Sixty-three per cent of that immediate gain would come from freeing agricultural trade alone. In African countries, nearly all of that 63 per cent would come from removing their own import tariffs and quotas, which artificially restrict access to other markets, including their neighbours'. High food prices are now a clear and immediate reason to cut tariffs but that does not mean it will happen.
For decades, protectionism has been imposed against the interests of local consumers because of an unholy coalition of Western activists and local vested interests.
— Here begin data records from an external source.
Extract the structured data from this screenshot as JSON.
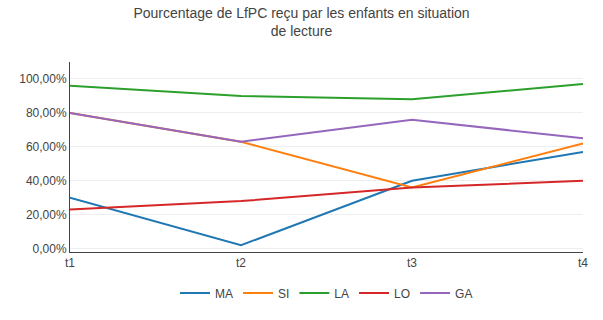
{
  "chart_data": {
    "type": "line",
    "title": "Pourcentage de LfPC reçu par les enfants en situation\nde lecture",
    "categories": [
      "t1",
      "t2",
      "t3",
      "t4"
    ],
    "series": [
      {
        "name": "MA",
        "values": [
          0.3,
          0.02,
          0.4,
          0.57
        ]
      },
      {
        "name": "SI",
        "values": [
          0.8,
          0.63,
          0.36,
          0.62
        ]
      },
      {
        "name": "LA",
        "values": [
          0.96,
          0.9,
          0.88,
          0.97
        ]
      },
      {
        "name": "LO",
        "values": [
          0.23,
          0.28,
          0.36,
          0.4
        ]
      },
      {
        "name": "GA",
        "values": [
          0.8,
          0.63,
          0.76,
          0.65
        ]
      }
    ],
    "ylim": [
      -0.02,
      1.1
    ],
    "yticks": [
      {
        "value": 0,
        "label": "0,00%"
      },
      {
        "value": 0.2,
        "label": "20,00%"
      },
      {
        "value": 0.4,
        "label": "40,00%"
      },
      {
        "value": 0.6,
        "label": "60,00%"
      },
      {
        "value": 0.8,
        "label": "80,00%"
      },
      {
        "value": 1,
        "label": "100,00%"
      }
    ],
    "grid": true,
    "legend": "bottom"
  }
}
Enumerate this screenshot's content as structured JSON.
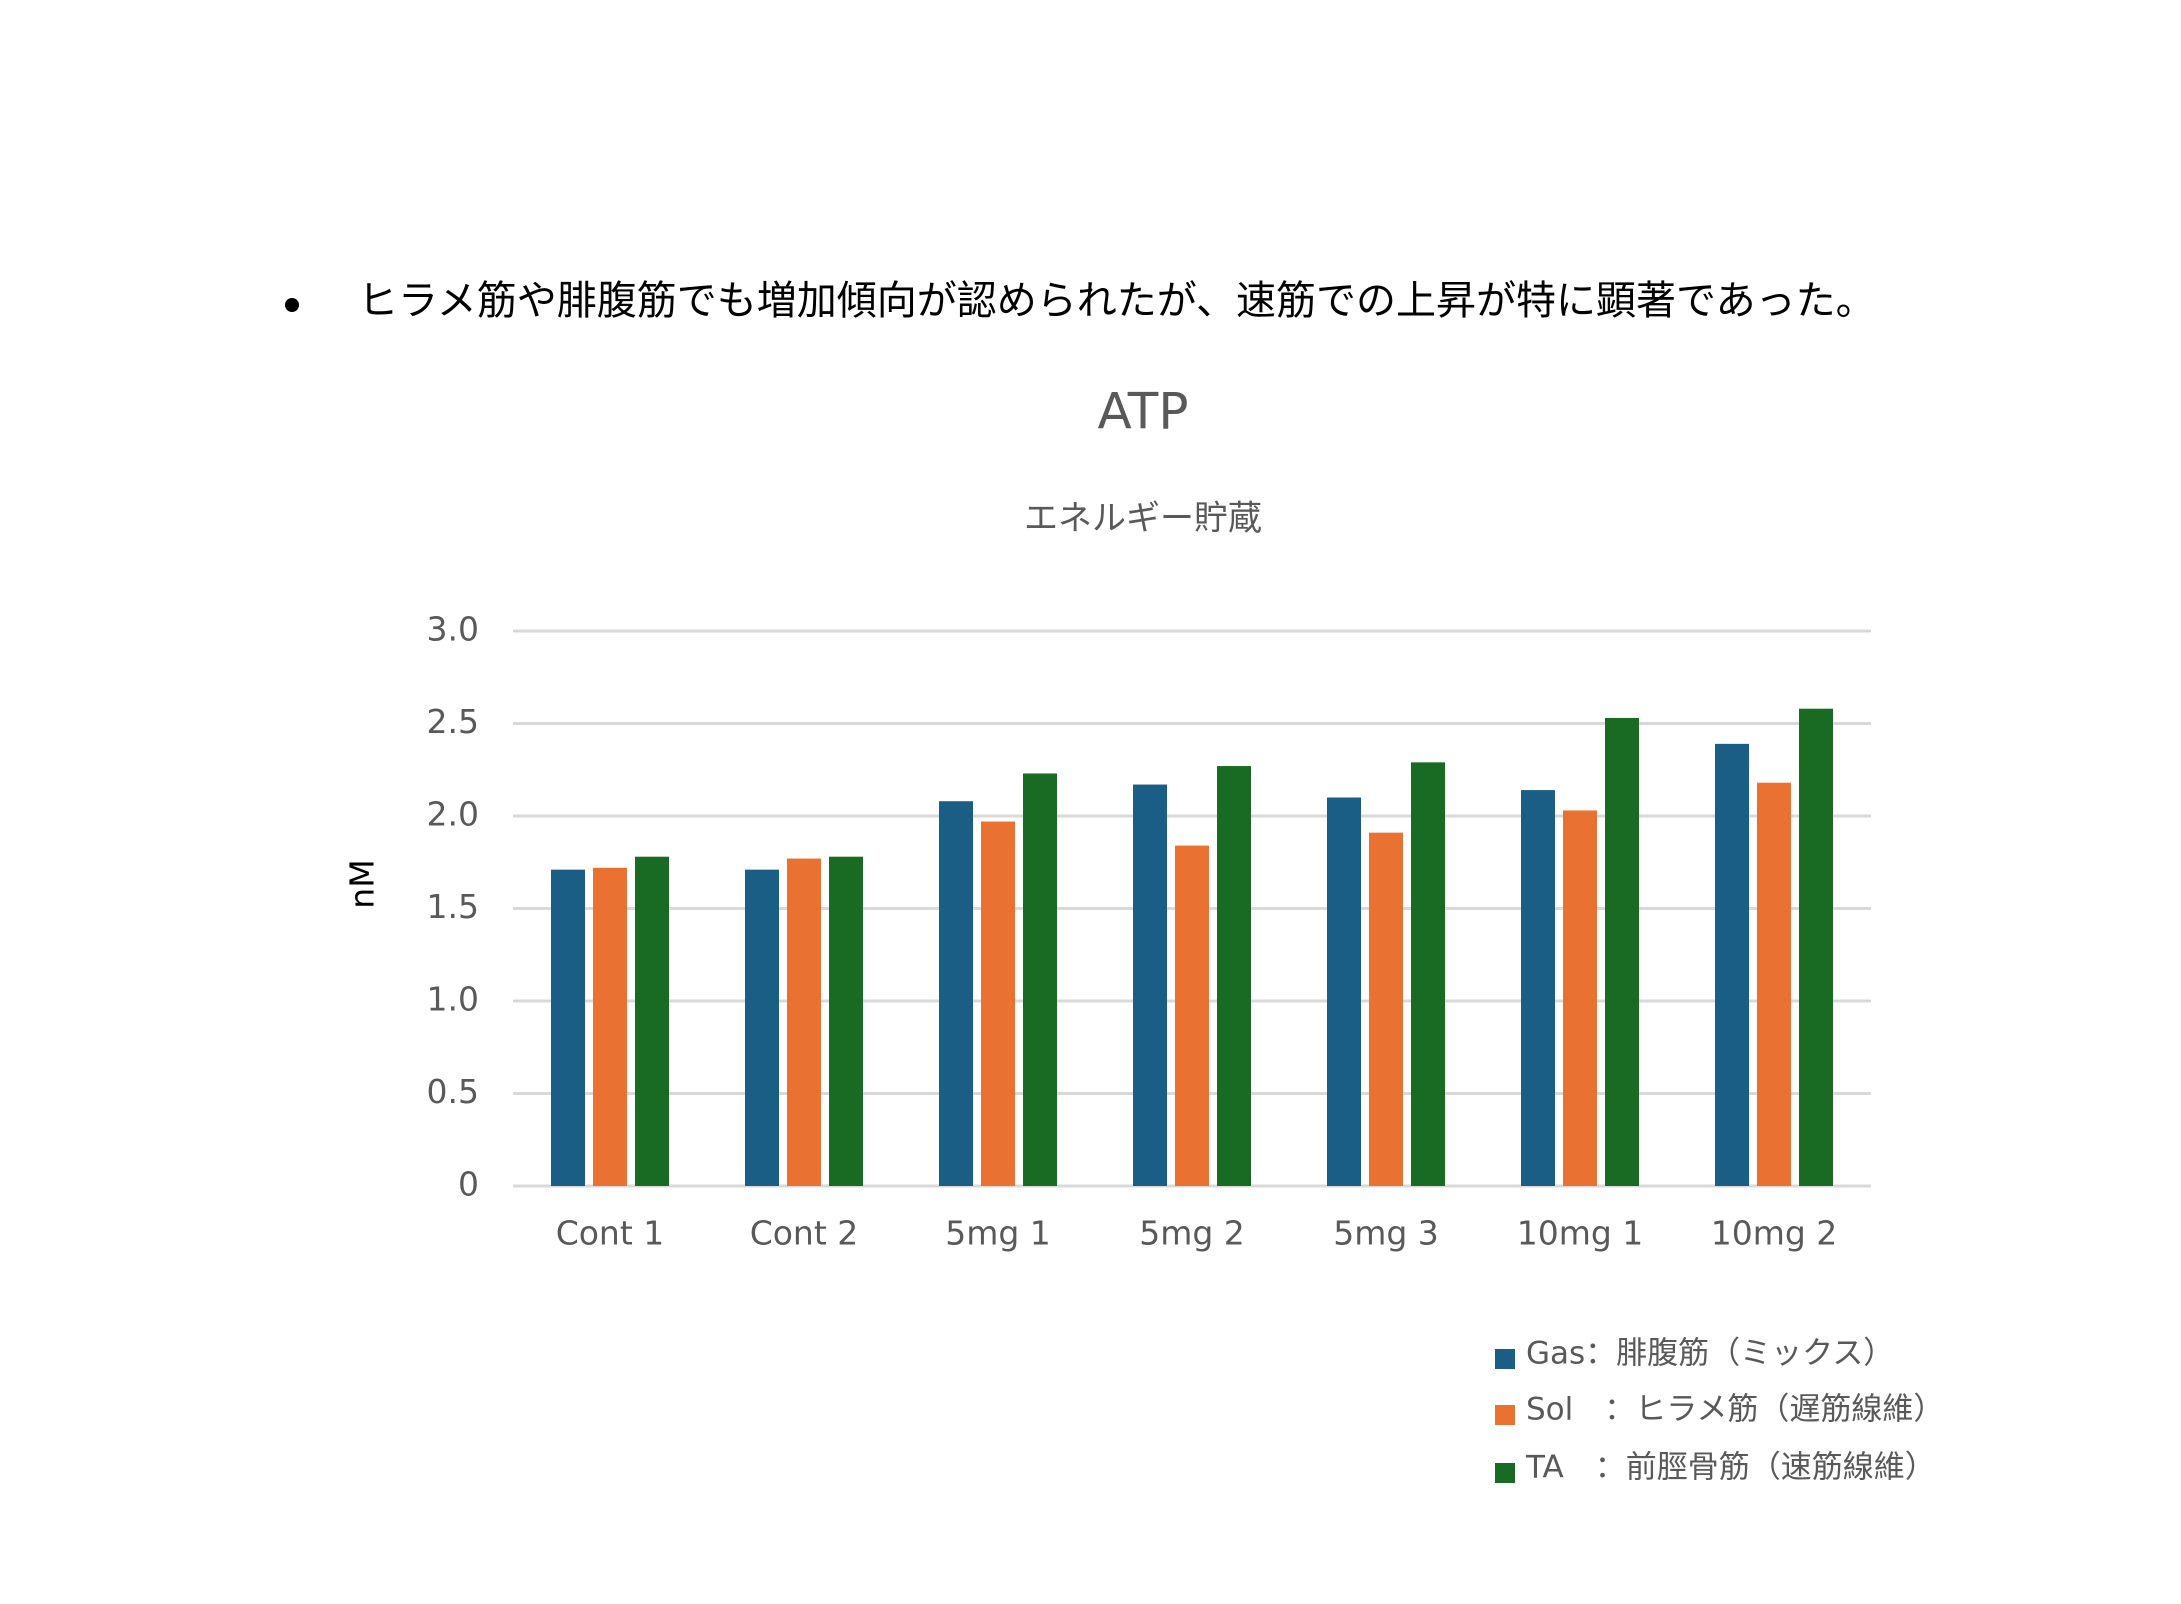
{
  "bullet_text": "ヒラメ筋や腓腹筋でも増加傾向が認められたが、速筋での上昇が特に顕著であった。",
  "chart_data": {
    "type": "bar",
    "title": "ATP",
    "subtitle": "エネルギー貯蔵",
    "y_label": "nM",
    "categories": [
      "Cont 1",
      "Cont 2",
      "5mg 1",
      "5mg 2",
      "5mg 3",
      "10mg 1",
      "10mg 2"
    ],
    "series": [
      {
        "name": "Gas：腓腹筋（ミックス）",
        "color": "#1a5e85",
        "values": [
          1.71,
          1.71,
          2.08,
          2.17,
          2.1,
          2.14,
          2.39
        ]
      },
      {
        "name": "Sol　：ヒラメ筋（遅筋線維）",
        "color": "#e97132",
        "values": [
          1.72,
          1.77,
          1.97,
          1.84,
          1.91,
          2.03,
          2.18
        ]
      },
      {
        "name": "TA　：前脛骨筋（速筋線維）",
        "color": "#196b24",
        "values": [
          1.78,
          1.78,
          2.23,
          2.27,
          2.29,
          2.53,
          2.58
        ]
      }
    ],
    "ylim": [
      0,
      3
    ],
    "yticks": [
      0,
      0.5,
      {
        "value": 1,
        "label": "1.0"
      },
      1.5,
      {
        "value": 2,
        "label": "2.0"
      },
      2.5,
      {
        "value": 3,
        "label": "3.0"
      }
    ],
    "grid": true,
    "legend": "bottom-right"
  }
}
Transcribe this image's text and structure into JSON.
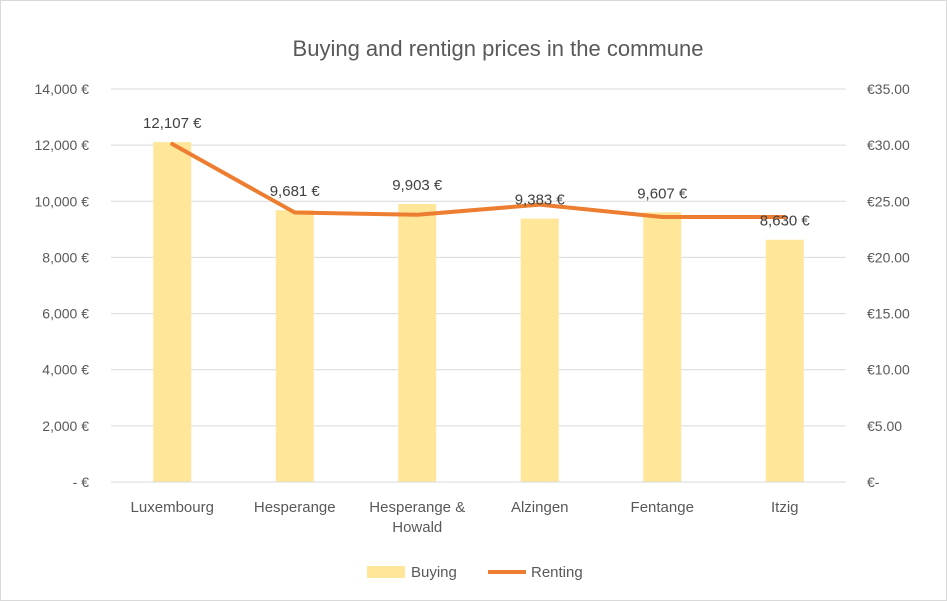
{
  "chart_data": {
    "type": "bar",
    "title": "Buying and rentign prices in the commune",
    "categories": [
      [
        "Luxembourg"
      ],
      [
        "Hesperange"
      ],
      [
        "Hesperange &",
        "Howald"
      ],
      [
        "Alzingen"
      ],
      [
        "Fentange"
      ],
      [
        "Itzig"
      ]
    ],
    "series": [
      {
        "name": "Buying",
        "type": "bar",
        "axis": "left",
        "color": "#FFE699",
        "values": [
          12107,
          9681,
          9903,
          9383,
          9607,
          8630
        ],
        "data_labels": [
          "12,107 €",
          "9,681 €",
          "9,903 €",
          "9,383 €",
          "9,607 €",
          "8,630 €"
        ]
      },
      {
        "name": "Renting",
        "type": "line",
        "axis": "right",
        "color": "#ED7D31",
        "values": [
          30.1,
          24.0,
          23.8,
          24.7,
          23.6,
          23.6
        ]
      }
    ],
    "y_left": {
      "min": 0,
      "max": 14000,
      "ticks": [
        0,
        2000,
        4000,
        6000,
        8000,
        10000,
        12000,
        14000
      ],
      "tick_labels": [
        "-  €",
        "2,000 €",
        "4,000 €",
        "6,000 €",
        "8,000 €",
        "10,000 €",
        "12,000 €",
        "14,000 €"
      ]
    },
    "y_right": {
      "min": 0,
      "max": 35,
      "ticks": [
        0,
        5,
        10,
        15,
        20,
        25,
        30,
        35
      ],
      "tick_labels": [
        "€-",
        "€5.00",
        "€10.00",
        "€15.00",
        "€20.00",
        "€25.00",
        "€30.00",
        "€35.00"
      ]
    },
    "grid": true,
    "legend_position": "bottom"
  }
}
Under the slogan "Make Trade Fair", groups like Oxfam and Christian Aid claim that protecting local industries and agriculture with tariffs will allow them to grow and become competitive with local consumers, especially the poorest, suffering higher prices. But decades of protectionism have done little for sub- Saharan Africa. It is no surprise that crop yields -- like income and life expectancy -- have steadily decreased across much of Africa since the 1980s.
The technologies that could turn their fortunes around, such as fertiliser, irrigation and genetically-modified crops, remain largely out of reach. Worse -- and contrary to trends in Asia and Latin America -- fertiliser use has actually fallen in many African countries in the past two decades.
Whereas an average of 107 kilogrammes of fertiliser is used per hectare in the developing world as a whole, African countries use only eight. The consequence has been disastrous: 70 per cent of the continent's workforce is still in agriculture, mainly subsistence farming, contributing only about 25 per cent of Gross Domestic Product.
Demand and prices for food are rising, so freeing trade would be the best remedy for the world's poor, cutting prices at a stroke and boosting production. High food prices are putting pressure on protectionist governments to free their trade or face angry mobs.
The choice is obvious, lest a crisis turn into a tragedy.
Caroline Boin is a research fellow in the Environment Programme at the International Policy Network (IPN) in London. Alec van Gelder is Network Director at IPN.